Tuesday, December 5, 2006

Soviet Portrait of America

TO the ordinary Soviet citizen, the U.S. is a country that, as Novelist Konstantin Simonov recently wrote in Pravda, "willy-nilly occupies a vast amount of space in our consciousness." There are only a few ways, however, in which Russians can satisfy their hunger for information about American lifestyles firsthand: examining the few consumer products available in hard-currency shops, attending occasional educational fairs sponsored by the U.S. Information Agency, and thumbing through the cultural exchange magazine Amerika, which is popular despite a limited circulation of 55,000. The vast majority of reports about the U.S. appear in the Soviet Union's state-run press, and whether they involve Pentagon plans or kitchen conveniences, they almost invariably carry at least a tacitly unfavorable comment on capitalism.

Though Soviet audiences see the U.S. mostly through the astigmatic lens of ideology, some of the picture does come through in reasonably clear focus. Despite dogma, a new sophistication prevails, most notably in the attitude that for all of America's failings, there is much to be learned from the American experience. In recent months, Soviet media have carried an unusual amount of material about the U.S.

In a wide-ranging portrait of the U.S. at the end of the 1960s, for example, Simonov finds that "Americans love their country," even though they show "indignation" against some of its policies. He contradicts the usual Soviet picture of the U.S. as a nation without ideals, discerning a "new spiritual force," and is particularly impressed by his difficulty in finding a toy water gun for a young friend. Simonov explains that a revulsion against violence prompted many U.S. stores to drop toy weapons.

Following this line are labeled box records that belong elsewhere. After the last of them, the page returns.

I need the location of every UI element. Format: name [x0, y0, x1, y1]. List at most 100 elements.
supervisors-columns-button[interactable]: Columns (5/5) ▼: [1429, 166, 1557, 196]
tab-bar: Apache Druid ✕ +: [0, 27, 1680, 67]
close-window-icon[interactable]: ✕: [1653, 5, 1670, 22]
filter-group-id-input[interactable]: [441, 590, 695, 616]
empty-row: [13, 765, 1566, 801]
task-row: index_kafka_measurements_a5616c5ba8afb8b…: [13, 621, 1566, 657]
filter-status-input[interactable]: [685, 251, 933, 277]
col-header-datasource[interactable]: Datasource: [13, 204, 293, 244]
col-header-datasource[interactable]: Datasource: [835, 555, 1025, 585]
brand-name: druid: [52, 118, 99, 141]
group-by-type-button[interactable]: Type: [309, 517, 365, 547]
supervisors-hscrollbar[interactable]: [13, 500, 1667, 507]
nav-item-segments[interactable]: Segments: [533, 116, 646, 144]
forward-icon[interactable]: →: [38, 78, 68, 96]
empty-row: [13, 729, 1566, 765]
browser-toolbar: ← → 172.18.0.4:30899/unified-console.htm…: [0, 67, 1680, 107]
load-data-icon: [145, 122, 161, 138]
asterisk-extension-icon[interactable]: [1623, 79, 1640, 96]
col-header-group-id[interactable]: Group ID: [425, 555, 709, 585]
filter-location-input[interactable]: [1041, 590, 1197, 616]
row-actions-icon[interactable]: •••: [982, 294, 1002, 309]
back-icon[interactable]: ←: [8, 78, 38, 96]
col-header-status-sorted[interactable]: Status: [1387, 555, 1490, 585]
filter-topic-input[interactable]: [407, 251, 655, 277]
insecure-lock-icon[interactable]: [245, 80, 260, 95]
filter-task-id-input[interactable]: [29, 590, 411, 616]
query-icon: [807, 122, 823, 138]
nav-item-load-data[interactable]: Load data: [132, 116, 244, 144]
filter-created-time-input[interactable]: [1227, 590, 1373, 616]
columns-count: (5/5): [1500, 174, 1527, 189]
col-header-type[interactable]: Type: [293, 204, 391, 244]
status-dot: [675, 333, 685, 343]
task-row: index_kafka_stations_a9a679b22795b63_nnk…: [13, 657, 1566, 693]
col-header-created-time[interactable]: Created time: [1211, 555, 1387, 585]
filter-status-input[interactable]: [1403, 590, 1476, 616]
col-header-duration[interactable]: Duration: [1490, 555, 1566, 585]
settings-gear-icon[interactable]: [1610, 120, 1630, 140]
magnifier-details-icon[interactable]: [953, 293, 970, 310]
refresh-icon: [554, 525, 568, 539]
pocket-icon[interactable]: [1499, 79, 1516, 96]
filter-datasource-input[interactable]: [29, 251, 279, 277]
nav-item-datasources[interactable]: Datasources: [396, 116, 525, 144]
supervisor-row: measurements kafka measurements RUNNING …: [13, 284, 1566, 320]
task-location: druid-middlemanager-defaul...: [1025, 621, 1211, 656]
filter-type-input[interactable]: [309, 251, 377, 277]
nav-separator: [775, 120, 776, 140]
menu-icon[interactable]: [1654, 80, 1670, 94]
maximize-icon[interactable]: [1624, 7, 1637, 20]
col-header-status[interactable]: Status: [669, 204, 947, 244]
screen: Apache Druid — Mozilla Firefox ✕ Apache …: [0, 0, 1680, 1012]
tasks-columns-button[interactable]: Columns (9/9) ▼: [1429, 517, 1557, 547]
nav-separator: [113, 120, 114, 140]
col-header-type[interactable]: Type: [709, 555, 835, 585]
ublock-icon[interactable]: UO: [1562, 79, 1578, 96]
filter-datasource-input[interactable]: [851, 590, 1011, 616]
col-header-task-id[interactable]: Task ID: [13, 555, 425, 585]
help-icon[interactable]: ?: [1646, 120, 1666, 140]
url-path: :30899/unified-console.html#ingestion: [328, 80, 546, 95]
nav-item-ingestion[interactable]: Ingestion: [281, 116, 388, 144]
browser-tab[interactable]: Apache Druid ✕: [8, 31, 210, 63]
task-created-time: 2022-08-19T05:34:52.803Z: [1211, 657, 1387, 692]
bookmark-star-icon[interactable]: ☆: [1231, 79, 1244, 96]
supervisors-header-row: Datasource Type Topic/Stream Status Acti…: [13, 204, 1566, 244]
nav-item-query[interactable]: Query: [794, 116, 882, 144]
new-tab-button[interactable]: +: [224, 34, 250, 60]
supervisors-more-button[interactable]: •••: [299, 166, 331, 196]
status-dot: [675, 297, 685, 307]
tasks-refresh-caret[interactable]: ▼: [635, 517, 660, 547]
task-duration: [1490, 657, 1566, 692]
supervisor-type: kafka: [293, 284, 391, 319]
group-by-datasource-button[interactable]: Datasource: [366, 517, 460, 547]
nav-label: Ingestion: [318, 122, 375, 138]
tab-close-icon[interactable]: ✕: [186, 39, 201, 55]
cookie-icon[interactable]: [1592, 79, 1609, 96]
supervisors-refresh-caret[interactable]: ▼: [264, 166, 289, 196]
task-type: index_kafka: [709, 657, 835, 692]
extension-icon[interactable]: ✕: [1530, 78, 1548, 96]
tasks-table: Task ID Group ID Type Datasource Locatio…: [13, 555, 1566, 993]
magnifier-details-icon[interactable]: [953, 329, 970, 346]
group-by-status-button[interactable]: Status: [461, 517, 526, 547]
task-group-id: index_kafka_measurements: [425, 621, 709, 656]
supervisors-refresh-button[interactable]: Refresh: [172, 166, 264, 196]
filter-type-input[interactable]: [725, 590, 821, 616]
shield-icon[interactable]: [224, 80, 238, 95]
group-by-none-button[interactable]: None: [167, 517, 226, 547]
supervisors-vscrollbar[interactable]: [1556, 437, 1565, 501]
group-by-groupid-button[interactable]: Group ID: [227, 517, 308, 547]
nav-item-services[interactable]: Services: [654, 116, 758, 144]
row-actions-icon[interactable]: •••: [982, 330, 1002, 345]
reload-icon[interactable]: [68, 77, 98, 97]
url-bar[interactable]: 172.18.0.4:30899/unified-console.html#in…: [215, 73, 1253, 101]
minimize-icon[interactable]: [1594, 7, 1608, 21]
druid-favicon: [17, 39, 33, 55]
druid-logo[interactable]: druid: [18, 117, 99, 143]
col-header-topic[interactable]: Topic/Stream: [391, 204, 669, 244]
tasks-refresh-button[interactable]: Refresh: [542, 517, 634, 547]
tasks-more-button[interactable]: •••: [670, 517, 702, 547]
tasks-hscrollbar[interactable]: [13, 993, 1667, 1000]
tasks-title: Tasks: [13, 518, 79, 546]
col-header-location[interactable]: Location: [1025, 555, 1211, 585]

The most personal of the recent portraits comes from two Pravda journalists, Washington-based Boris Strelnikov and his editorial colleague from Moscow. Igor Shatunovsky, who traveled coast to coast on a six-week automobile tour of the U.S. In an eleven-part series under the title "America on the Right and the Left," they applaud American hospitality, motels, suburbia, telephone orders at drive-in restaurants and skyscraper construction ("The building rises by the minute, not by the day or week"). There are touches of naivete: they believe, for example, that drive-in banks are conveniences only for businessmen. There's also plain misinformation (the series opens with Negro women sweeping a street in front of the White House, though the Washington Sanitation Department employs no female street cleaners, black or white). The most amusing tableau involves the Russians' visit to the reading room of a right-wing organization in Texas. The plump, gray-haired attendant happened to be napping when they arrived, and he woke with a jolt that turned to shock when he learned the identity of his visitors. The two Pravda men speculate jokingly that the librarian "was thinking that he had slept through some important event, maybe even an invasion."